If we can only live once, then let it be a daring adventure that draws on all our powers. Let it be with similar types whose hearts and heads we may be proud of. Let our grandchildren delight to find the start of our stories in their ears but the endings all around in their wandering eyes.”

As Julian wrote, who we are, what we see, all our social conditions, are a product of their own history. We are products of our history. Wikileaks has opened up that history. And when we can see that, when we can see how things came to be, we can ask what is really necessary and what we would like to change. We can then make our own history. Most of our social institutions are historically young. They can be remade, and perhaps they should be.
But Julian’s adventure has taken him, at this moment, to a critical juncture. Much rests upon the actions of the governments of Australia and Ecuador, and that in turn rests upon the political pressure that people can bring to bear on them.

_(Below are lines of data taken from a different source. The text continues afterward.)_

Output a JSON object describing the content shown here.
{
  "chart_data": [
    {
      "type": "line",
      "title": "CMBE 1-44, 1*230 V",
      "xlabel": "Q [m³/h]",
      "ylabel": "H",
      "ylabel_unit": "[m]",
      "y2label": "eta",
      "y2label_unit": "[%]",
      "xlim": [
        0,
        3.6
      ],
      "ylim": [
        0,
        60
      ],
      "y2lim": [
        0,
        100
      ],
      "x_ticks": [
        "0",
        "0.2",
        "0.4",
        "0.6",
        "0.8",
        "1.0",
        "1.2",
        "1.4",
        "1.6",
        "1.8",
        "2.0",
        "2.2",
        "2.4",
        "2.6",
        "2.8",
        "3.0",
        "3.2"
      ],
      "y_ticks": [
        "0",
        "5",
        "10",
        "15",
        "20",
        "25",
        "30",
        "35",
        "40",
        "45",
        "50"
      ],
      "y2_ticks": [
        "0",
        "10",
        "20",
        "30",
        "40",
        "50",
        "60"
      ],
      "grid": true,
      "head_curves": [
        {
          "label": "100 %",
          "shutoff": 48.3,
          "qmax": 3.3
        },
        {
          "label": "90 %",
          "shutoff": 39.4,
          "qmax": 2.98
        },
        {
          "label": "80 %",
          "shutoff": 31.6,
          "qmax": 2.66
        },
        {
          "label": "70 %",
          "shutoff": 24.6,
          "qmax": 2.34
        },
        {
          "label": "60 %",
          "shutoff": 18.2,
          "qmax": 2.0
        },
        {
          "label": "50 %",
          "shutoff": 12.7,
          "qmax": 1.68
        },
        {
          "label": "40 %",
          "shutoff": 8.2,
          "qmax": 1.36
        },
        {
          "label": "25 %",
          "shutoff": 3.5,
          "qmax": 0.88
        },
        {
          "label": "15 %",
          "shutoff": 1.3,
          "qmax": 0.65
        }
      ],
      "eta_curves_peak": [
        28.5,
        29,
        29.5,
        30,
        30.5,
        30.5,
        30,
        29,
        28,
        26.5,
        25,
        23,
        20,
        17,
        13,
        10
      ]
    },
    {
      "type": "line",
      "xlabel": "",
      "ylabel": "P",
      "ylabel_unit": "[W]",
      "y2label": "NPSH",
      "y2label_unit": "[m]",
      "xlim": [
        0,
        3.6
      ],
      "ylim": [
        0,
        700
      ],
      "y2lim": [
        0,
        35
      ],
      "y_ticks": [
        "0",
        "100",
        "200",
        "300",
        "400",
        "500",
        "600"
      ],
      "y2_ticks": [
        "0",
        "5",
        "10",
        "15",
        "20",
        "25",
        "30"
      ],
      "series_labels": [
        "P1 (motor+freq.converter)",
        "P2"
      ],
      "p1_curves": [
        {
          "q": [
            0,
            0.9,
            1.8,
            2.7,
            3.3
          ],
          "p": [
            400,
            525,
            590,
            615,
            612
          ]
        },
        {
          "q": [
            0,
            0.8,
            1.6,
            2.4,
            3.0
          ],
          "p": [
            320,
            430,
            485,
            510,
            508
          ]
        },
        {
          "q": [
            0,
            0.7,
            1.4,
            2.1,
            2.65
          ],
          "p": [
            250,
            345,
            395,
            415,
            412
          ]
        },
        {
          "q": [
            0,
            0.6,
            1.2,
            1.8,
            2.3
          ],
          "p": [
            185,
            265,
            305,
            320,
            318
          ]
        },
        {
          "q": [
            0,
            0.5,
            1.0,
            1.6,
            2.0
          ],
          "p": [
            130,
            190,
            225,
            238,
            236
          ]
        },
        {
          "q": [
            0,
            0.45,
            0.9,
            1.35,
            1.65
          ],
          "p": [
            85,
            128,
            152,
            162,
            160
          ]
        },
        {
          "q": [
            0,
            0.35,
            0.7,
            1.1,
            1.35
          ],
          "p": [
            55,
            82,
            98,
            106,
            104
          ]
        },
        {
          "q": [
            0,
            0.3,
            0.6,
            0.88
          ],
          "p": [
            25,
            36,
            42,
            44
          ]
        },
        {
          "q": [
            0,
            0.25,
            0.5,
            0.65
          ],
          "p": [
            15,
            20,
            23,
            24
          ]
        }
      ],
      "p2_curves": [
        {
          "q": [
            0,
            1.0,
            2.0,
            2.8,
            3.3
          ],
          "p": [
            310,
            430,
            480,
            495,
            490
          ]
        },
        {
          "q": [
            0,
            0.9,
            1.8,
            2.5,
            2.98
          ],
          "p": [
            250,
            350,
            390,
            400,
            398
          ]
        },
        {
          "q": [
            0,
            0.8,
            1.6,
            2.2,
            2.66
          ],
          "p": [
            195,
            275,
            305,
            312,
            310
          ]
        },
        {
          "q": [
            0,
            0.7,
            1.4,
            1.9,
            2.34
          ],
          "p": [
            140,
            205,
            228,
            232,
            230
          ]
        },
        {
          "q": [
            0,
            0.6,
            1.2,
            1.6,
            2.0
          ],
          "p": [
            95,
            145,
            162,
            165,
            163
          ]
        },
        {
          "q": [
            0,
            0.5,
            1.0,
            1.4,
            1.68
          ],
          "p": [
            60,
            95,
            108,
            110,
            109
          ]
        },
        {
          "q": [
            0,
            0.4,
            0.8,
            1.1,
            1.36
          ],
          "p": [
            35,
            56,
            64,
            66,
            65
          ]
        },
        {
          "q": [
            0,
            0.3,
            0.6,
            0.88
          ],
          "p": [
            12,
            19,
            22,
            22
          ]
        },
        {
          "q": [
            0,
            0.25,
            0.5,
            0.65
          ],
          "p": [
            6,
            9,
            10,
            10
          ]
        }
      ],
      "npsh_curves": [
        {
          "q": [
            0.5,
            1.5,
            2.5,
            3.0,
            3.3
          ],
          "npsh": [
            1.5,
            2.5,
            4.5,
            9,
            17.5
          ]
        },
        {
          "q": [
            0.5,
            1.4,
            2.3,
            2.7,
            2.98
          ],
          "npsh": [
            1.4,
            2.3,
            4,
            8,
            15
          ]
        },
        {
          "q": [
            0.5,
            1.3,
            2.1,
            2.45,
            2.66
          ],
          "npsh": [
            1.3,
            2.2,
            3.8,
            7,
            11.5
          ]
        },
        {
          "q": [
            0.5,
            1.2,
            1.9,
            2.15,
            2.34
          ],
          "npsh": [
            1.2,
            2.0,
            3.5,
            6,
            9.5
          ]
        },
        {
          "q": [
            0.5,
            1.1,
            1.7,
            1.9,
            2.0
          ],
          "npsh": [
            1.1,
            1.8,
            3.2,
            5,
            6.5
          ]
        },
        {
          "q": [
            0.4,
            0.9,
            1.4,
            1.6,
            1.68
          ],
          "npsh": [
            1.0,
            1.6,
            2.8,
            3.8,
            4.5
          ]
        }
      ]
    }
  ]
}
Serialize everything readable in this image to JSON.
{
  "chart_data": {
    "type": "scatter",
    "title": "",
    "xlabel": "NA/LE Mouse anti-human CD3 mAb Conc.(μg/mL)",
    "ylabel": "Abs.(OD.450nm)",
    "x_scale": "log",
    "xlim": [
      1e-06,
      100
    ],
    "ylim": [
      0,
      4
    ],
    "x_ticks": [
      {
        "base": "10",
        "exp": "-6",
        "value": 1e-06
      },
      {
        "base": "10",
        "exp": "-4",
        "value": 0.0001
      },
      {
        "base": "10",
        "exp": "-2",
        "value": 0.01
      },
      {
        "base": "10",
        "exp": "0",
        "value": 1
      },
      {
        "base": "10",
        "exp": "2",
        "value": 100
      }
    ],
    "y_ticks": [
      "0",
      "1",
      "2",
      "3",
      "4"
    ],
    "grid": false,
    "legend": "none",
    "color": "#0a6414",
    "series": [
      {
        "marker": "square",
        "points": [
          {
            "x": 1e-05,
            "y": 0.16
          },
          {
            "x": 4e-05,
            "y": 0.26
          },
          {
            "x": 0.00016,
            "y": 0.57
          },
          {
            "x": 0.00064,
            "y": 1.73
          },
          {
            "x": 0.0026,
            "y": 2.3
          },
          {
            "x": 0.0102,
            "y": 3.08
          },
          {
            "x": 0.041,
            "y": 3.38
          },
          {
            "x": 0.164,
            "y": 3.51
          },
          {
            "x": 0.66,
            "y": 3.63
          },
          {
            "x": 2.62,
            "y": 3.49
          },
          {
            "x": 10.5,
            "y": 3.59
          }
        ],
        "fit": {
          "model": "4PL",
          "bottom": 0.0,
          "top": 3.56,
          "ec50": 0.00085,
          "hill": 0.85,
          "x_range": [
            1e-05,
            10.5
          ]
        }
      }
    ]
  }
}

So let us support Wikileaks, let us support Julian and his crucially important journalistic work. Let us demand the Australian government behave like any government should and protect its own citizens. Let us urge Rafael Correa and the people of Ecuador to make their own daring adventure, to take a position for justice, to take courage and stand firm – for hell hath no fury like a great power scorned. And let the people of Australia affirm their solidarity with the people of Ecuador in the cause of justice, freedom and transparency. Let us assure them that their courage will be contagious.
And to all of us: let us create our own daring exploits. Let us win over the opponents of love. In Australia there is no shortage of opponents of love. There is no love in extending the methods of 19th century colonialism against the indigenous peoples of the Northern Territory and rightful owners of this country. There is no love in turning away boats full of refugees in breach of the solemn duty of non-refoulement in international law. There is no love in the bombing of Afghanistan. There is no love in carbon emissions producing a 4-degree warmer world. There is no love in consumer capitalism. And of course there is no love in abandoning Julian Assange with specious talk of empty “consular assistance”.
There are many opponents of love. There is much to do. So let us express our support of Julian Assange, and let us follow his advice, and let each of us start our own story which begins with our own actions and ends in a world we can bequeath without shame to our children and their children after them.